Mr Kennett said it was decided to carve Docklands into precincts as it was felt at the time that this would achieve a better outcome.

“It was carved up because I thought that was the best way to get things up and running,” he said.  “We had a lot of problems with contamination and everything else and we had to provide a lot of incentives to get people to do it.”

“We wanted them to use their creativity and design something that is special and mostly they have risen to the challenge.  There are a few buildings there that are pretty bland but, in the main, there are some pretty creative buildings.”

“But I don’t think we’re going to be able to pass judgement in real terms until the whole thing’s finished.”

He said he had very little time for people who criticised Docklands.

“It’s not a failure.  It’s a wonderful regeneration of abandoned land,” he said. “But the question is could you have done better and the answer is, of course, you could always do better with everything you do in life.”

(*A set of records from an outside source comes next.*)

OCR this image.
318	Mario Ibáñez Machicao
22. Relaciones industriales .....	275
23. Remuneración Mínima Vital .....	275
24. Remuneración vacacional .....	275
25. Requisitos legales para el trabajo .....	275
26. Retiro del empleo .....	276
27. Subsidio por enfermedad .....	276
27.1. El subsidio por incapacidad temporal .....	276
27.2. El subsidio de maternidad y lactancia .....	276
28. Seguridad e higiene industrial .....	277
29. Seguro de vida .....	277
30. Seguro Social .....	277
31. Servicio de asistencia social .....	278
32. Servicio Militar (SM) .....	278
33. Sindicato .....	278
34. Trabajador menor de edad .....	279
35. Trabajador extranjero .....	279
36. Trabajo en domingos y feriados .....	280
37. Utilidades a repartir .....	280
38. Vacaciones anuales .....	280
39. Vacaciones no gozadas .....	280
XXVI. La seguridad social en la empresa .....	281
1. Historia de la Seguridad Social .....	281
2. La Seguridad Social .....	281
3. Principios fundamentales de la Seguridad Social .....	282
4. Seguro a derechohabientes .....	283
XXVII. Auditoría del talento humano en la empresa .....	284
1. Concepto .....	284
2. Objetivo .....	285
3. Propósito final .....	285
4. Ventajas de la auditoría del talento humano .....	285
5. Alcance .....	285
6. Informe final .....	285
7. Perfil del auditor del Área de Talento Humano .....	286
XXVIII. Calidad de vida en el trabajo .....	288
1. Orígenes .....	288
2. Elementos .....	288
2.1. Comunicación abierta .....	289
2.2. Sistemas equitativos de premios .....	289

“There are aspects of it which are clearly wonderful.  I like some of the architecture. I like the way the ANZ has developed a six-star building and has led the way in terms of innovation.”

“When the thing is completed and you have the population and you have all the things that go with people, it’s going to be a very exciting place to live.  The reality is that it is so close to the CBD.  It’s actually saved the CBD because the CBD itself was dying.”

“Now with Docklands and what’s happening at Fisherman’s Bend, that’s going to be a hugely active area.”

“So it’s going to have the vitality, the life and movement but you won’t have it all until the whole thing’s built.”

Interestingly, Mr Kennett approached Lend Lease this year and suggested an Aboriginal theme would suit the end of North Wharf Rd where the former Port of Melbourne control tower stands.

“I had always hoped that at the end of the finger coming out there would have been an amphitheatre built which would be seen looking out towards the bridge for Aboriginal demonstration, performances and everything else,” he said.

“I always hoped that we could have had a massive flagpole with an Aboriginal flag and a destination that was a demonstration of dance, eating, craft and other indigenous works.”

“It hasn’t happened, but you can’t have everything,” he said.